Ralph Nader

He's been a consumer-advocate legend and a political pariah. And now for something completely different— a book on parenting.

Mentioning Ralph Nader's name to some Portlanders is like sprinkling salt on a wound.

The recoil his name sometimes provokes in liberal circles is a recent development after a 35-year hero's run that began in 1965, when Nader wrote a searing indictment of the U.S. auto industry, Unsafe at Any Speed.

But in 2000, Nader had the temerity to launch an independent campaign for president that angered lefties who complained his quixotic candidacy cost Democrat Al Gore that election. Nader won far more votes in the pivotal state of Florida, for instance, than the margin by which Republican George W. Bush won that state.

(Those same critics talk less about Gore's failure to win his home state of Tennessee, or his former boss's home state, Arkansas.)

Forgotten by many Nader-bashers is that he's a brilliant, relentless watchdog public-interest lawyer who's spent a lifetime terrorizing greedy corporations and spineless regulators. He also founded consumer organizations such as Public Citizen and the Public Interest Research Group, which now has chapters in most states.

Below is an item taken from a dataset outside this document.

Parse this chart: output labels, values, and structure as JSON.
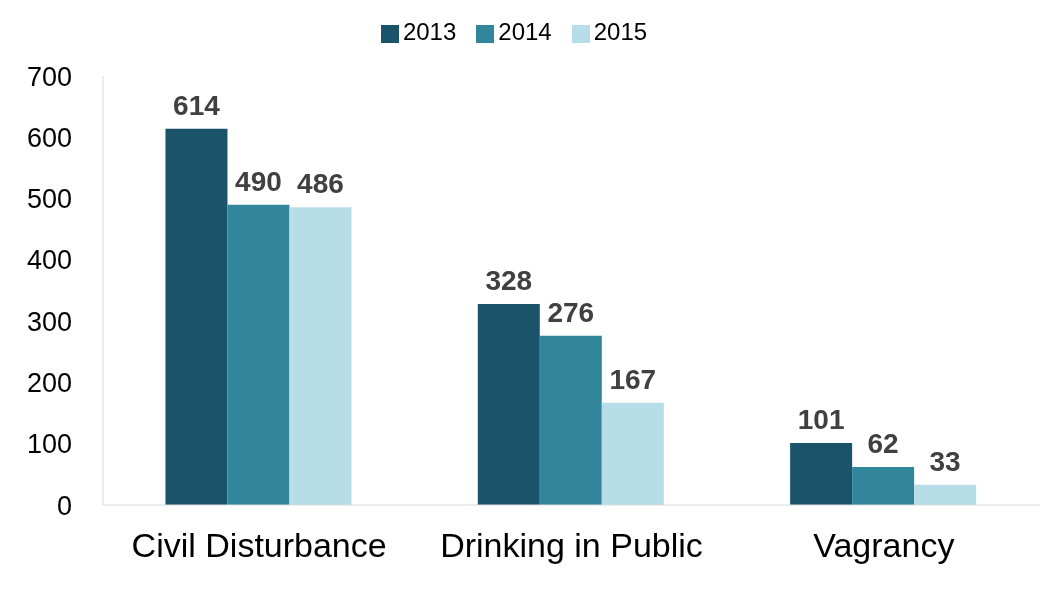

Nader, now 72, still prowls the country to spread the gospel. He's also just published his 31st book, The Seventeen Traditions, a brief memoir of his childhood that tries to do for wayward parents what Unsafe did for the auto industry.

A new documentary about him, An Unreasonable Man, opens here next month.

WW: Why this book now?

Ralph Nader: It's an ode to my parents. Also, I think it's helpful to a lot of parents who think things are out of control, especially younger parents.

Is it an attempt to rehabilitate your image?

No, not really. I don't look at it that way. I think my critics have to rehabilitate their political bigotry against small-party candidates.

How can a guy with no kids write what's essentially a parenting book?

I'm really just speaking on behalf of my parents. I'm not adding my own views. Not only relating what they did, but what impact it had on us.

Why didn't you have children?

It was a choice. You get involved in all these political battles. You become an absentee father. I didn't believe in that. I tried to help the safety and health of lots of children in this country as a way of protecting the future generation.

How do you recommend parents shield children from commercialization and the negative effects of technology?

One thing is to read to them when they're young, so they pick up a reading habit. Second is put the TV in the closet, don't put it in their bedroom. Take it out for occasions sanctioned by the parents. At a young age, keep them off the Internet. You know, parents are in charge. They gotta act as if they are not afraid of their children. Otherwise corporations will be raising our children more and more than they even are now.

Yet critics say your political candidacy put corporations like Exxon-Mobil and Halliburton in the driver's seat.

Those are the same people who believe that Gore really won the election. They should go after the thieves who took it from him. But they don't do that because they're hung up on, "How dare any party challenge the Democratic Party from the left?"

Do you really believe there's no difference between Republicans and Democrats?

It depends. If you look at it from a telescope and not a microscope, they both have commercialized our elections. Both have allowed the militarization of our country, the commercialization of our country, the pauperization of our country. They don't do anything about the vast waste and fraud and redundancy of the military budget. The Democrats speak a good game, but they ran a lot of the regulatory agencies into the ground under Clinton-Gore. You can find some differences: Social Security, Medicare, questions like pro-choice, gay rights. But let's say both parties flunk—one party just flunks a little worse than the other. If you leave them alone, they're both going to get worse every four years, and pretty soon they'll be wholly owned subsidiaries and Fortune 500s, if they're not already.

So, no difference?

Let's put it this way: The similarities tower over the dwindling differences that they're really willing to go to the mat over, instead of use rhetoric over.

Do you have any regrets about running in the past two presidential elections?

No, the only regret is the Democrats are too stupid to pick up some of the issues that we put coast-to-coast, like living wage or a decent minimum wage, which they could have won both elections on [chuckles]...well, they did win both elections in Florida and Ohio. But they could have had a larger margin.

When will you decide what you're going to do in 2008?

Later this year.

How do you feel about the title of the new documentary about you, An Unreasonable Man?

[Laughs] As a literary appellation, for those who know George Bernard Shaw, it's not a problem. But since most people don't know what it means, I would have preferred another title. But then, it wasn't my film.

What title would you have preferred?

Builder of Democracy [bup bup bup bup, ta da!—sings a song].

In 2000, Nader got 5.05 percent of the vote in Oregon. Gore narrowly won the state.

Nader will read from The Seventeen Traditions on Feb. 13 at the Bagdad Theater, 3702 SE Hawthorne Blvd. Doors open at 6 pm; program at 7 pm. Tickets at Bagdad box office and through Ticketmaster. $19.95 admission includes a copy of the book.